With works by Judy Chicago, Tacita Dean, Dominique Gonzalez-Foerster and Silke Otto-Knapp, the museum is one of many prioritizing acquisitions of art by women

Judy Chicago, Elizabeth Blackwell test plate, 1975 - 1978. Courtesy Art Gallery of Ontario

Intent on championing art by women, the Art Gallery of Ontario has added works to its collection by Judy Chicago, Tacita Dean, Dominique Gonzalez-Foerster and Silke Otto-Knapp. The Chicago works—a suite of six preparatory pieces made for her keystone artwork, The Dinner Party (1974-79)—were donated, while the other three works were purchased by the museum.
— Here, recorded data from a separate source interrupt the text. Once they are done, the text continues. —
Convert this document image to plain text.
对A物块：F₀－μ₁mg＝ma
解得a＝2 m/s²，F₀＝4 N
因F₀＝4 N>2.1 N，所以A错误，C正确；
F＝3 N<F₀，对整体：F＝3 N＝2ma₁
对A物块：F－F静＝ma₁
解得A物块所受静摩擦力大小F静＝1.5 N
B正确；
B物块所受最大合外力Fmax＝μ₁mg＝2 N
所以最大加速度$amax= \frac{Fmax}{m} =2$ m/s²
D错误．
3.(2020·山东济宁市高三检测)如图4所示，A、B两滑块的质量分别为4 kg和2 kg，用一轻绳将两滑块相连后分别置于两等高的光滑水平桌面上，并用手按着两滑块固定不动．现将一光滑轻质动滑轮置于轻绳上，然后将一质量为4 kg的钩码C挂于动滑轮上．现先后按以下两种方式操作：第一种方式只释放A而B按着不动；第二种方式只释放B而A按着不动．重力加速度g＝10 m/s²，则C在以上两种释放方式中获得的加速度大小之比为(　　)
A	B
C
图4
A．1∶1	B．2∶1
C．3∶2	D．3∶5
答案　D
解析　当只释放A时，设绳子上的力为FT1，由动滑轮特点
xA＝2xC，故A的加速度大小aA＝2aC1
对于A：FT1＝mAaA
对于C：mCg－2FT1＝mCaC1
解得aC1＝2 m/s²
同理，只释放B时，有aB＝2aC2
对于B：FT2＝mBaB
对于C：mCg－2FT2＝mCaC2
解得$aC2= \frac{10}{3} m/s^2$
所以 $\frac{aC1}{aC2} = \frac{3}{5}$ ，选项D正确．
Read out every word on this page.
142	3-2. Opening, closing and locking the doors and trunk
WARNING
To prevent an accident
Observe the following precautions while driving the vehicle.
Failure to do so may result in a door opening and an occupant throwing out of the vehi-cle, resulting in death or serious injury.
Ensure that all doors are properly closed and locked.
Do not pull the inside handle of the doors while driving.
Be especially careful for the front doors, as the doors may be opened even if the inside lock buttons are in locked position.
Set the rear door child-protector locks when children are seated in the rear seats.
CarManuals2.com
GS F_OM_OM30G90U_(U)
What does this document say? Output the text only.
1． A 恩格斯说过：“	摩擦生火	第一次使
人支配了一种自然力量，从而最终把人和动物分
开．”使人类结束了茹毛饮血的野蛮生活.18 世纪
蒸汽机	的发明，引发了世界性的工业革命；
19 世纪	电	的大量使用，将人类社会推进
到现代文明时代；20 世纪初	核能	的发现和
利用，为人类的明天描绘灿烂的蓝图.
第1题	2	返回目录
“These artists are among the most exciting creators working today,” Stephan Jost, the museum’s director and chief executive, said in a statement. “Toronto is a global leader in conversations around gender, representation, and art, and the acquisition of these works underscores our ongoing commitment to developing the AGO Collection in meaningful, relevant ways. To us, that means collaborating with and presenting work by artists who provide new insight into issues as diverse as the challenges of First Nations communities, the experiences of the Afro-Canadian community, and the role and power of technology in society.”

The piece by Tacita Dean is a two-channel 35mm film from 2018, Antigone; the work by Dominique Gonzalez-Foerster is a 2016 video-based installation, OPERA (QM.15); and the Silke Otto-Knapp work is a 2016 painting, Monotones (Seascape).

Over the past five fiscal years, the Toronto museum spent $4.3m to acquire 71 works by women, $2m more than it spent on works by men in that same period. The shift in priorities echoes a broader trend in the museum world of devoting more money and more exhibitions to works by female artists.